Q&A: Ernest Stuart, trombonist

The South Philly musician on his acclaimed new album, the state of jazz, and his iPhone jones

Why trombone?: My mom couldn’t afford a sax, and the band teacher had a tuba and trombone sitting around. And I wasn’t playing tuba.

Most memorable gig: With the Roots last July 4th on the Parkway.

What you wanted to be when you grew up: By 16, I made the decision that, live or die, I would be a musician.

Non-jazz musician you find most inspiring: Jimi Hendrix. It was just the blues, but man …

Number of days it took to record your new album: One.

How that’s even possible: You find the baddest musicians in Philly.

What you’re doing when not playing music: Taking photos with my iPhone. I do everything on my iPhone. And I’m realizing how photography is so congruous with my music. It’s real. It’s unedited. It’s a snapshot.

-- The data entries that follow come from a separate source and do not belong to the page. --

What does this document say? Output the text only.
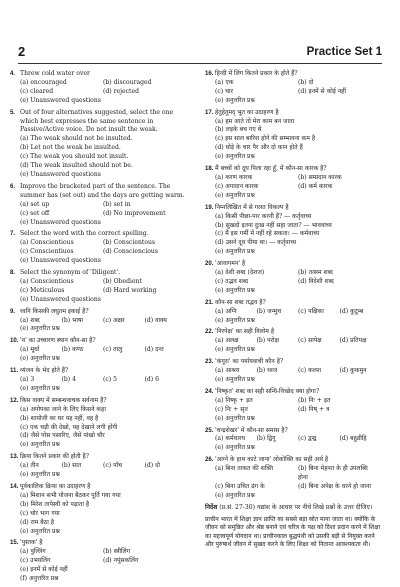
2	Practice Set 1
4. Threw cold water over
(a) encouraged	(b) discouraged
(c) cleared	(d) rejected
(e) Unanswered questions
5. Out of four alternatives suggested, select the one which best expresses the same sentence in Passive/Active voice. Do not insult the weak.
(a) The weak should not be insulted.
(b) Let not the weak be insulted.
(c) The weak you should not insult.
(d) The weak insulted should not be.
(e) Unanswered questions
6. Improve the bracketed part of the sentence. The summer has (set out) and the days are getting warm.
(a) set up	(b) set in
(c) set off	(d) No improvement
(e) Unanswered questions
7. Select the word with the correct spelling.
(a) Conscientious	(b) Conscientous
(c) Conscientiuos	(d) Consciencious
(e) Unanswered questions
8. Select the synonym of 'Diligent'.
(a) Conscientious	(b) Obedient
(c) Meticulous	(d) Hard working
(e) Unanswered questions
9. ध्वनि किसकी लघुतम इकाई है?
(a) शब्द	(b) भाषा	(c) अक्षर	(d) वाक्य
(e) अनुत्तरित प्रश्न
10. 'व' का उच्चारण स्थान कौन-सा है?
(a) मूर्धा	(b) कण्ठ	(c) तालु	(d) दन्त
(e) अनुत्तरित प्रश्न
11. व्यंजन के भेद होते हैं?
(a) 3	(b) 4	(c) 5	(d) 6
(e) अनुत्तरित प्रश्न
12. किस वाक्य में सम्बन्धवाचक सर्वनाम है?
(a) अपोपका जाने के लिए किसने कहा
(b) शायोजी का घर यह नहीं, वह है
(c) एक चड़ी की देखो, यह देखाने लगी होंगी
(d) जैसे पोस पसारिए, जैसे पांखो चौर
(e) अनुत्तरित प्रश्न
13. क्रिया कितने प्रकार की होती है?
(a) तीन	(b) सात	(c) पाँच	(d) दो
(e) अनुत्तरित प्रश्न
14. पूर्वकालिक क्रिया का उदाहरण है
(a) मिशान सभी योजना बैठकर पूर्ति गया गया
(b) मिरेश तापेस्वी को पढ़ाता है
(c) चोर भाग गया
(d) राम बैठा है
(e) अनुत्तरित प्रश्न
15. 'पुस्तक' है
(a) पुल्लिंग	(b) स्त्रीलिंग
(c) उभयलिंग	(d) नपुंसकलिंग
(e) इनमें से कोई नहीं
(f) अनुत्तरित प्रश्न
16. हिन्दी में लिंग कितने प्रकार के होते हैं?
(a) एक	(b) दो
(c) चार	(d) इनमें से कोई नहीं
(e) अनुत्तरित प्रश्न
17. हेतुहेतुमद् भूत का उदाहरण है
(a) हम आते तो मेरा काम बन जाता
(b) लड़के बच गए थे
(c) इस साल बारिश होने की सम्भावना कम है
(d) घोड़े के चार पैर और दो कान होते हैं
(e) अनुत्तरित प्रश्न
18. मैं बच्चों को दूध पिला रहा हूँ, में कौन-सा कारक है?
(a) करण कारक	(b) सम्प्रदान कारक
(c) अपादान कारक	(d) कर्म कारक
(e) अनुत्तरित प्रश्न
19. निम्नलिखित में से गलत विकल्प है
(a) किसी पीछा-पार करनी हैं? — कर्तृवाच्य
(b) सुखदो इतना दुःख नहीं सहा जाता? — भाववाच्य
(c) मैं इस गर्मी में नहीं रहे सकता। — कर्मवाच्य
(d) उसने दूध पीया था। — कर्तृवाच्य
(e) अनुत्तरित प्रश्न
20. 'आवागमन' है
(a) देशी शब्द (देशज)	(b) तत्सम शब्द
(c) तद्भव शब्द	(d) विदेशी शब्द
(e) अनुत्तरित प्रश्न
21. कौन-सा शब्द तद्भव है?
(a) अग्नि	(b) जन्मुच	(c) पक्षिका	(d) कुटुम्ब
(e) अनुत्तरित प्रश्न
22. 'निरपेक्ष' का सही विलोम है
(a) अलक्ष	(b) परोक्ष	(c) सापेक्ष	(d) प्रतिपक्ष
(e) अनुत्तरित प्रश्न
23. 'कंगूरा' का पर्यायवाची कौन है?
(a) आश्रय	(b) ध्वज	(c) कलश	(d) कुकमुन
(e) अनुत्तरित प्रश्न
24. 'निष्कृत' शब्द का सही सन्धि-विच्छेद क्या होगा?
(a) निष्कृ + ड़त	(b) निः + ड़त
(c) निः + सृत	(d) निष् + त्र
(e) अनुत्तरित प्रश्न
25. 'चन्द्रशेखर' में कौन-सा समास है?
(a) कर्मधारय	(b) द्विगु	(c) द्वन्द्व	(d) बहुव्रीहि
(e) अनुत्तरित प्रश्न
26. 'आग्ने के हाथ काटे जाना' लोकोक्ति का सही अर्थ है
(a) बिना ताकत की शक्ति	(b) बिना मेहनत के ही उपलब्धि होना
(c) बिना उचित ढंग के	(d) बिना अपेक्ष के धरने हो जाना
(e) अनुत्तरित प्रश्न
निर्देश (प्र.सं. 27-30) गद्यांश के आधार पर नीचे लिखे प्रश्नों के उत्तर दीजिए।
प्राचीन भारत में शिक्षा ज्ञान प्राप्ति का सबसे बड़ा स्रोत माना जाता था। क्योंकि के जीवन को समुन्नित और श्रेष्ठ बनाने एवं चरित्र के पक्ष को दिशा प्रदान करने में शिक्षा का महत्त्वपूर्ण योगदान था। प्राचीनकाल बुद्धपंथी को उसकी बड़ी से नियुक्त करने और पुरुषार्थ जीवन में सुखद करने के लिए शिक्षा को नितान्त आवश्यकता थी।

Where can we see your pics?: I have a gallery show at Chris’ Jazz Café opening June 3rd.

Is jazz dying?: When people talk about the death of jazz, they’re talking about the death of the connection the music has with people. The music will always be there.

Can the connection be saved?: Traditional jazz goes in a straight line, while society goes on a tangent. People like me are straying closer to the tangent.

Whether you can make a living playing trombone: Unless I’m dreaming right now, yes.

See Stuart play selections from his critically acclaimed debut album, Solitary Walker, on June 10th at Chris’ Jazz Café.